Kyle Roussel said...

It's not a surprise to me that this happened. The more the Bruins lose, the more likely it is that they will eventually win one. They had been coming close, taking 2-0 leads in many games, and earning loser points in several others.

For the life of me though, I can't understand what's going through Martin's mind. Why he left Moen on a line with Gomez and Gionta is beyond baffling.

Let me put it another way: If I had told you 7 days ago that the Canadiens would go 3-1 against the Canucks, Bruins, Penguins and Bruins, your answer could go one of these ways:

1- Agree, but at the same time admit that you're on a lethal combination of illegal drugs
2- Tell me I'm completely insane and need to stop taking my lethal combination of illegal drugs.

So far life without Cammalleri hasn't been so bad. The worst part is not knowing which Canadiens team will show up on any given night. You would think that the injuries would have had an immediate and profound effect, but they haven't. Was tonight's game the first in what's going to be a tough stretch? Maybe, but maybe not.
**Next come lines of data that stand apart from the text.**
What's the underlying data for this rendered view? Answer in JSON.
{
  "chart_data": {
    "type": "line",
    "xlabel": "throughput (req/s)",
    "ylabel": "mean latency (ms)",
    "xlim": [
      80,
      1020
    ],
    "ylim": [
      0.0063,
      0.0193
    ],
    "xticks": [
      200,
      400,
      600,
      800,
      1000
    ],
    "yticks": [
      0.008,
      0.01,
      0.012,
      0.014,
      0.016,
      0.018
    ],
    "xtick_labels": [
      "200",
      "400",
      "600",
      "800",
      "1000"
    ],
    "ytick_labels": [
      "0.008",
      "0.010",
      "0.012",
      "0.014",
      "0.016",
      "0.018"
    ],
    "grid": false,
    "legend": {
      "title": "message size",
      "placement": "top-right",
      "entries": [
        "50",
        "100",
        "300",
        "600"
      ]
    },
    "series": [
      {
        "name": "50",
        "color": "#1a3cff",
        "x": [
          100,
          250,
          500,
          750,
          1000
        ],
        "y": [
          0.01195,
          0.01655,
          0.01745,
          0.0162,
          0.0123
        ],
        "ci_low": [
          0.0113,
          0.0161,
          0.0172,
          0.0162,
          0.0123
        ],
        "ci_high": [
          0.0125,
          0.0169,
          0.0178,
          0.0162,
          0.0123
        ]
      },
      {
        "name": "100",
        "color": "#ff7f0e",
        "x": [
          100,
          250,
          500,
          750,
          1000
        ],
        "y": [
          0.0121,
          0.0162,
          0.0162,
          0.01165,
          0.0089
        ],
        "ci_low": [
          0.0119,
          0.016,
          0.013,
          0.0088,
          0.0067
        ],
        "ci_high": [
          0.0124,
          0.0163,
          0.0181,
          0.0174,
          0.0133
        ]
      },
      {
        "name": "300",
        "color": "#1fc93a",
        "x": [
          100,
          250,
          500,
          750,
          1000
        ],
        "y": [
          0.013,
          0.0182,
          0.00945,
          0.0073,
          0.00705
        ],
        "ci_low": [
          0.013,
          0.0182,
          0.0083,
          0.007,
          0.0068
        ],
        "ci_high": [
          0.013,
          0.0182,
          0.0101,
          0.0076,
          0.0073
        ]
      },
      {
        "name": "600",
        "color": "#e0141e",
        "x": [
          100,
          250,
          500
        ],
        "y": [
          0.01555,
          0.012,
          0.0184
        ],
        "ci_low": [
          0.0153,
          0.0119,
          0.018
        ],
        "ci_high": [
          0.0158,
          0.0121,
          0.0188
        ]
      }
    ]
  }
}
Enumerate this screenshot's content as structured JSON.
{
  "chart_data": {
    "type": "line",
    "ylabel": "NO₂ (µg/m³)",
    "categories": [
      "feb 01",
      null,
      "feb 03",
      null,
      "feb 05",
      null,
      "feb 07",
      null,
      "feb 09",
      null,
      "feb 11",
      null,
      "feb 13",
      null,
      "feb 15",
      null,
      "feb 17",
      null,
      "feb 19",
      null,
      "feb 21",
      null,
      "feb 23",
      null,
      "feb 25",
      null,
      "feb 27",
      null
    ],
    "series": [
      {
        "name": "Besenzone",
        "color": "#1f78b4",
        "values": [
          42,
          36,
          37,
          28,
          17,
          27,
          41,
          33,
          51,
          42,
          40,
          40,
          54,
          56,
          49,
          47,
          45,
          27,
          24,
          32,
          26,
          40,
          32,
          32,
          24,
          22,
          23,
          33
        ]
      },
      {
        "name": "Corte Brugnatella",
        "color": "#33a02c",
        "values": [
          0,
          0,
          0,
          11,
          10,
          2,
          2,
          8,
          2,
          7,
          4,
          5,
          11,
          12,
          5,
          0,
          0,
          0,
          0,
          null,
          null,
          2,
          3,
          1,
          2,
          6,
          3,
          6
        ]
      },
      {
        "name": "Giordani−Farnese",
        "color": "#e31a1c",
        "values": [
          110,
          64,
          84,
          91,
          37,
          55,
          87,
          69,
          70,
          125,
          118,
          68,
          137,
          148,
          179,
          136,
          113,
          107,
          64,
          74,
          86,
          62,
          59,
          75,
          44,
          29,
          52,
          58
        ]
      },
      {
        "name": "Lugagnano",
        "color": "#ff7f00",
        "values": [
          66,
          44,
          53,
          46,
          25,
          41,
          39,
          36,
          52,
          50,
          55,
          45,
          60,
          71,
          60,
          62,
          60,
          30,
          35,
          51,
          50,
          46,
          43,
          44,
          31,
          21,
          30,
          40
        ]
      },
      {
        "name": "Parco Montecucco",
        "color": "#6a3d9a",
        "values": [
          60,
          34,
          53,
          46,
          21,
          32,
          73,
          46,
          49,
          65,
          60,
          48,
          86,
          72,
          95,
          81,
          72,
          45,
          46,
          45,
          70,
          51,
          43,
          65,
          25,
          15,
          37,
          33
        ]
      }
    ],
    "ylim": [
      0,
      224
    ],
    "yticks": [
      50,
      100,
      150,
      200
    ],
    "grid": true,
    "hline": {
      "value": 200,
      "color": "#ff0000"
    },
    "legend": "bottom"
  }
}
Strange stat: If Jaroslav Halak is 7-0 in games in which he faces 40+ shots, then he is only 10-9-2 in games in which he faces less than 40.

Figure that one out!

Anonymous said...

I agree,its too hard to try and figure out Martin.The Penguins load up lines all the time......but Martin never does. Is he stubborn ? or just too thick to adjust ?
Its very frustrating to say the least. Keep the similies coming-they are hilarious.

DB said...

The yo-yo season continues (the ups and downs are faster than in a roller-coaster season).

Martin seems to quickly lose faith in young players and benches them after one poor play or bad shift. This can't help their development.

A few possible reasons for Lapierre's poor season:

1. Off-season ankle surgery. Yeah he should be over it by now, but there could be a mental block.

2. Complacency.

3. A poorly defined role. Is he a first line winger, a third line winger or a third line centre.

4. Max can't play the passive system Martin favours. He needs to skate hard and be aggressive to be effective.

Shan said...

I think one problem is that they were shooting too low. Rask covered the bottom of the net well and he seemed to make every stop with his pads. And yes, they didn't get to the rebounds. I agree about waiting a bit for some traffic and setting up some plays.